Marieb was best known for writing anatomy and physiology textbooks, which she began doing after hearing from nursing students how ineffective their materials were. So she decided to enroll in HCC's nursing program to better understand those concerns, graduating with an associate degree in 1980. She went on to get her bachelor's in nursing from Fitchburg State College and a master's in nursing and gerontology from UMass.

Marieb was a big financial supporter of HCC over the years because of the way it serves those from underprivileged backgrounds, she said. 

“It’s only halfway to a bachelor’s degree, but it’s a very fine halfway,” she told the Gazette in 2014. “HCC has always been the best in giving its students the best possible background.”

As someone who had been a nontraditional-age student herself, Marieb focused much of her philanthropy on those students. For example, she helped fund the Elaine Marieb New Pathways Center, which functions as a lounge and study area for nontraditional female students.
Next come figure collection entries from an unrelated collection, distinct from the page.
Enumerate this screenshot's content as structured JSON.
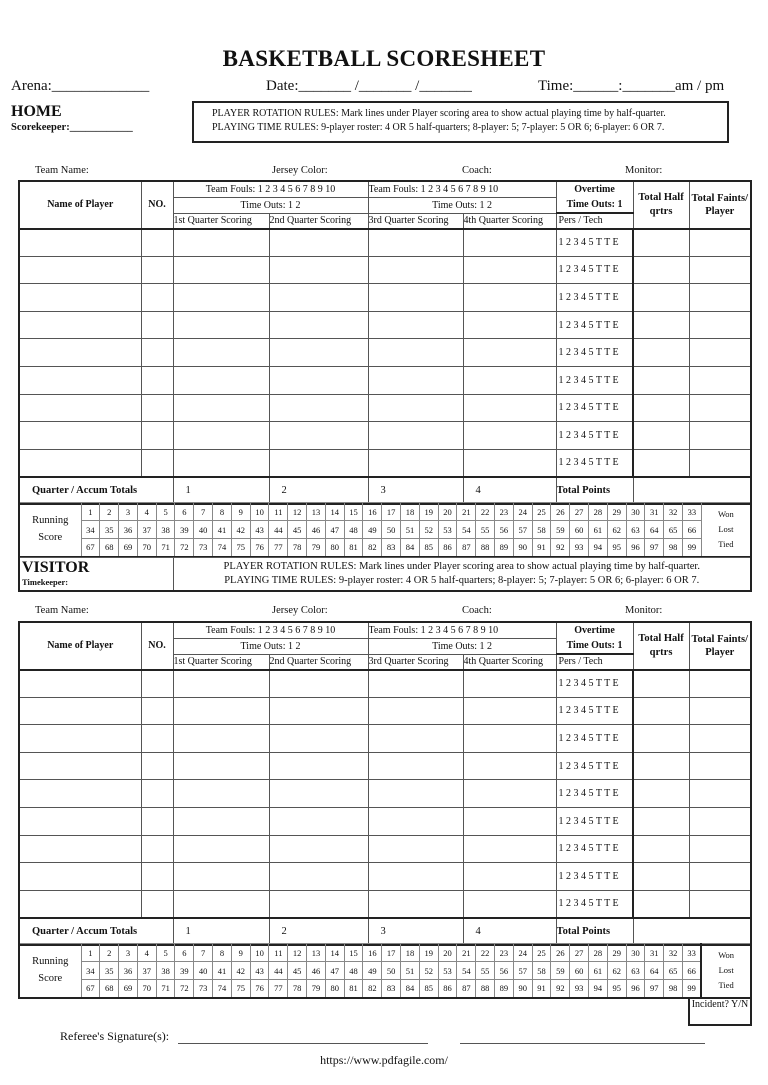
{
  "title": "BASKETBALL SCORESHEET",
  "header": {
    "arena": "Arena:_____________",
    "date": "Date:_______ /_______ /_______",
    "time": "Time:______:_______am / pm"
  },
  "home": {
    "label": "HOME",
    "scorekeeper": "Scorekeeper:____________"
  },
  "rules": {
    "rotation": "PLAYER ROTATION RULES: Mark lines under Player scoring area to show actual playing time by half-quarter.",
    "playing_time": "PLAYING TIME RULES: 9-player roster:  4 OR 5 half-quarters;  8-player: 5;  7-player: 5 OR 6;  6-player: 6 OR 7."
  },
  "team_info": {
    "team_name": "Team Name:",
    "jersey_color": "Jersey Color:",
    "coach": "Coach:",
    "monitor": "Monitor:"
  },
  "table_header": {
    "name": "Name of Player",
    "no": "NO.",
    "team_fouls": "Team Fouls: 1 2 3 4 5 6 7 8 9 10",
    "time_outs": "Time Outs: 1 2",
    "q1": "1st Quarter Scoring",
    "q2": "2nd Quarter Scoring",
    "q3": "3rd Quarter Scoring",
    "q4": "4th Quarter Scoring",
    "overtime": "Overtime",
    "ot_timeouts": "Time Outs: 1",
    "pers_tech": "Pers / Tech",
    "total_half": "Total Half qrtrs",
    "total_faints": "Total Faints/ Player"
  },
  "ot_marks": [
    "1 2 3 4 5 T T E",
    "1 2 3 4 5 T T E",
    "1 2 3 4 5 T T E",
    "1 2 3 4 5 T T E",
    "1 2 3 4 5 T T E",
    "1 2 3 4 5 T T E",
    "1 2 3 4 5 T T E",
    "1 2 3 4 5 T T E",
    "1 2 3 4 5 T T E"
  ],
  "totals": {
    "label": "Quarter / Accum Totals",
    "q1": "1",
    "q2": "2",
    "q3": "3",
    "q4": "4",
    "total_points": "Total Points"
  },
  "running_score": {
    "label": "Running Score",
    "won": "Won",
    "lost": "Lost",
    "tied": "Tied",
    "rows": [
      [
        1,
        2,
        3,
        4,
        5,
        6,
        7,
        8,
        9,
        10,
        11,
        12,
        13,
        14,
        15,
        16,
        17,
        18,
        19,
        20,
        21,
        22,
        23,
        24,
        25,
        26,
        27,
        28,
        29,
        30,
        31,
        32,
        33
      ],
      [
        34,
        35,
        36,
        37,
        38,
        39,
        40,
        41,
        42,
        43,
        44,
        45,
        46,
        47,
        48,
        49,
        50,
        51,
        52,
        53,
        54,
        55,
        56,
        57,
        58,
        59,
        60,
        61,
        62,
        63,
        64,
        65,
        66
      ],
      [
        67,
        68,
        69,
        70,
        71,
        72,
        73,
        74,
        75,
        76,
        77,
        78,
        79,
        80,
        81,
        82,
        83,
        84,
        85,
        86,
        87,
        88,
        89,
        90,
        91,
        92,
        93,
        94,
        95,
        96,
        97,
        98,
        99
      ]
    ]
  },
  "visitor": {
    "label": "VISITOR",
    "timekeeper": "Timekeeper:"
  },
  "incident": "Incident? Y/N",
  "referee": "Referee's Signature(s):",
  "url": "https://www.pdfagile.com/"
}
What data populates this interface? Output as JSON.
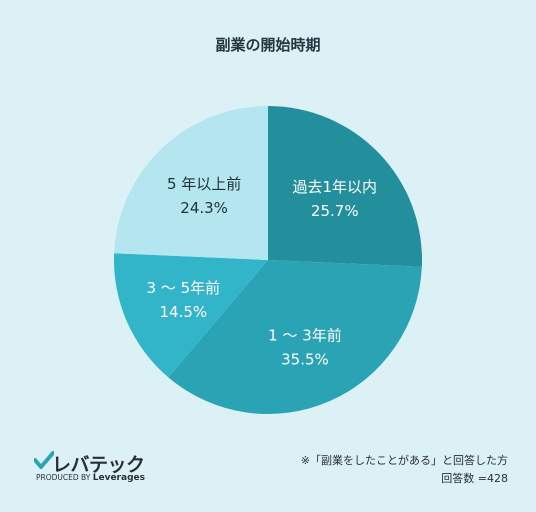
{
  "chart_data": {
    "type": "pie",
    "title": "副業の開始時期",
    "slices": [
      {
        "label": "過去1年以内",
        "value": 25.7,
        "value_text": "25.7%",
        "color": "#248f9c",
        "text_color": "#ffffff"
      },
      {
        "label": "1 ～ 3年前",
        "value": 35.5,
        "value_text": "35.5%",
        "color": "#2aa3b5",
        "text_color": "#ffffff"
      },
      {
        "label": "3 ～ 5年前",
        "value": 14.5,
        "value_text": "14.5%",
        "color": "#33b5c9",
        "text_color": "#ffffff"
      },
      {
        "label": "5 年以上前",
        "value": 24.3,
        "value_text": "24.3%",
        "color": "#b3e6ee",
        "text_color": "#24323a"
      }
    ],
    "start_angle_deg": 0,
    "direction": "clockwise"
  },
  "logo": {
    "name": "レバテック",
    "sub_prefix": "PRODUCED BY",
    "sub_brand": "Leverages"
  },
  "footnote": {
    "line1": "※「副業をしたことがある」と回答した方",
    "line2": "回答数 =428"
  }
}
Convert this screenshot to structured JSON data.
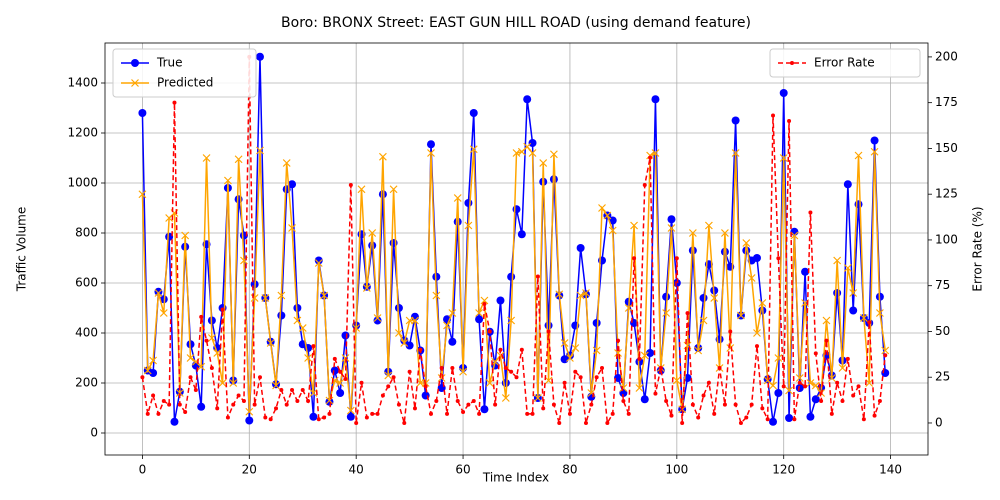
{
  "chart_data": {
    "type": "line",
    "title": "Boro: BRONX Street: EAST GUN HILL ROAD (using demand feature)",
    "x_label": "Time Index",
    "y_label": "Traffic Volume",
    "y2_label": "Error Rate (%)",
    "x": [
      0,
      1,
      2,
      3,
      4,
      5,
      6,
      7,
      8,
      9,
      10,
      11,
      12,
      13,
      14,
      15,
      16,
      17,
      18,
      19,
      20,
      21,
      22,
      23,
      24,
      25,
      26,
      27,
      28,
      29,
      30,
      31,
      32,
      33,
      34,
      35,
      36,
      37,
      38,
      39,
      40,
      41,
      42,
      43,
      44,
      45,
      46,
      47,
      48,
      49,
      50,
      51,
      52,
      53,
      54,
      55,
      56,
      57,
      58,
      59,
      60,
      61,
      62,
      63,
      64,
      65,
      66,
      67,
      68,
      69,
      70,
      71,
      72,
      73,
      74,
      75,
      76,
      77,
      78,
      79,
      80,
      81,
      82,
      83,
      84,
      85,
      86,
      87,
      88,
      89,
      90,
      91,
      92,
      93,
      94,
      95,
      96,
      97,
      98,
      99,
      100,
      101,
      102,
      103,
      104,
      105,
      106,
      107,
      108,
      109,
      110,
      111,
      112,
      113,
      114,
      115,
      116,
      117,
      118,
      119,
      120,
      121,
      122,
      123,
      124,
      125,
      126,
      127,
      128,
      129,
      130,
      131,
      132,
      133,
      134,
      135,
      136,
      137,
      138,
      139
    ],
    "series": [
      {
        "name": "True",
        "color": "#0000ff",
        "marker": "circle",
        "linestyle": "solid",
        "axis": "y",
        "values": [
          1280,
          250,
          240,
          565,
          535,
          785,
          45,
          165,
          745,
          355,
          270,
          105,
          755,
          450,
          340,
          500,
          980,
          210,
          935,
          790,
          50,
          595,
          1505,
          540,
          365,
          195,
          470,
          975,
          995,
          500,
          355,
          340,
          65,
          690,
          550,
          125,
          250,
          160,
          390,
          65,
          430,
          795,
          585,
          750,
          450,
          955,
          245,
          760,
          500,
          370,
          350,
          465,
          330,
          150,
          1155,
          625,
          180,
          455,
          365,
          845,
          260,
          920,
          1280,
          455,
          95,
          405,
          270,
          530,
          200,
          625,
          895,
          795,
          1335,
          1160,
          140,
          1005,
          430,
          1015,
          550,
          295,
          310,
          430,
          740,
          555,
          145,
          440,
          690,
          870,
          850,
          220,
          160,
          525,
          440,
          285,
          135,
          320,
          1335,
          250,
          545,
          855,
          600,
          95,
          220,
          730,
          340,
          540,
          675,
          570,
          375,
          725,
          665,
          1250,
          470,
          730,
          690,
          700,
          490,
          215,
          45,
          160,
          1360,
          60,
          805,
          180,
          645,
          65,
          135,
          180,
          310,
          230,
          560,
          290,
          995,
          490,
          915,
          460,
          440,
          1170,
          545,
          240
        ]
      },
      {
        "name": "Predicted",
        "color": "#ffa500",
        "marker": "cross",
        "linestyle": "solid",
        "axis": "y",
        "values": [
          955,
          250,
          290,
          560,
          480,
          860,
          880,
          160,
          790,
          300,
          285,
          265,
          1100,
          380,
          320,
          200,
          1010,
          200,
          1095,
          690,
          85,
          540,
          1130,
          540,
          360,
          190,
          550,
          1080,
          820,
          450,
          420,
          300,
          160,
          680,
          550,
          130,
          210,
          200,
          300,
          90,
          420,
          975,
          580,
          800,
          460,
          1105,
          230,
          975,
          400,
          360,
          450,
          450,
          200,
          200,
          1120,
          550,
          220,
          430,
          480,
          940,
          245,
          830,
          1135,
          480,
          530,
          200,
          285,
          310,
          140,
          450,
          1120,
          1125,
          1145,
          1120,
          140,
          1080,
          210,
          1115,
          555,
          360,
          300,
          340,
          550,
          560,
          160,
          330,
          900,
          870,
          810,
          320,
          180,
          500,
          830,
          180,
          310,
          1110,
          1120,
          260,
          480,
          820,
          210,
          95,
          350,
          800,
          330,
          450,
          830,
          540,
          260,
          800,
          340,
          1120,
          470,
          760,
          620,
          400,
          520,
          210,
          190,
          300,
          1100,
          170,
          790,
          220,
          520,
          200,
          190,
          160,
          450,
          220,
          690,
          260,
          660,
          560,
          1110,
          460,
          200,
          1125,
          480,
          330
        ]
      },
      {
        "name": "Error Rate",
        "color": "#ff0000",
        "marker": "dot",
        "linestyle": "dashed",
        "axis": "y2",
        "values": [
          25,
          5,
          15,
          5,
          12,
          10,
          175,
          10,
          6,
          25,
          18,
          58,
          45,
          30,
          8,
          62,
          3,
          10,
          15,
          12,
          200,
          10,
          25,
          3,
          2,
          8,
          18,
          10,
          18,
          12,
          18,
          12,
          42,
          2,
          3,
          5,
          35,
          28,
          24,
          130,
          0,
          22,
          3,
          5,
          5,
          15,
          20,
          25,
          10,
          0,
          28,
          8,
          40,
          20,
          5,
          12,
          30,
          5,
          30,
          12,
          6,
          10,
          12,
          5,
          65,
          50,
          10,
          40,
          30,
          28,
          25,
          40,
          5,
          5,
          80,
          8,
          50,
          10,
          0,
          22,
          5,
          28,
          25,
          0,
          10,
          25,
          30,
          0,
          5,
          45,
          12,
          5,
          90,
          35,
          130,
          145,
          16,
          30,
          12,
          4,
          90,
          0,
          60,
          10,
          3,
          15,
          22,
          5,
          30,
          10,
          50,
          10,
          0,
          3,
          10,
          42,
          8,
          2,
          168,
          90,
          20,
          165,
          2,
          22,
          20,
          115,
          38,
          12,
          45,
          5,
          22,
          12,
          35,
          15,
          20,
          2,
          55,
          4,
          12,
          37
        ]
      }
    ],
    "xlim": [
      -7,
      147
    ],
    "xticks": [
      0,
      20,
      40,
      60,
      80,
      100,
      120,
      140
    ],
    "ylim": [
      -88,
      1560
    ],
    "yticks": [
      0,
      200,
      400,
      600,
      800,
      1000,
      1200,
      1400
    ],
    "y2lim": [
      -17.5,
      207.6
    ],
    "y2ticks": [
      0,
      25,
      50,
      75,
      100,
      125,
      150,
      175,
      200
    ],
    "grid": true,
    "legend": "upper left",
    "legend2": "upper right"
  }
}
“Women generally end up having to co-opt space in their kitchen or doing laundry to do homework,” said Irma Medina, the coordinator of HCC’s Pathways program, which gives academic help to students at HCC and helps them explore transferring to the area's prestigious liberal arts colleges. “She felt very strongly that they needed a space here for themselves.”

Medina said that when Marieb would come to visit the college, she would spend most of her time listening to students. 

“She felt connected with the program because she’d seen so many of the students just like her,” she said. “There’s a lot of sacrifice in terms of their time, their families, and balancing all of those demands to be here.”

Around a third of HCC students are older than 25, Sbriscia said. And the gift will allow the college to continue supporting those students through their education. 

“From our perspective, this is her continuing vote of confidence in what we’re doing for nontraditional students," Sbriscia said.

Medina added that she hopes that the students at HCC see the gift as a vote of confidence in them, too.

“You are worth $1 million,” Medina said to them.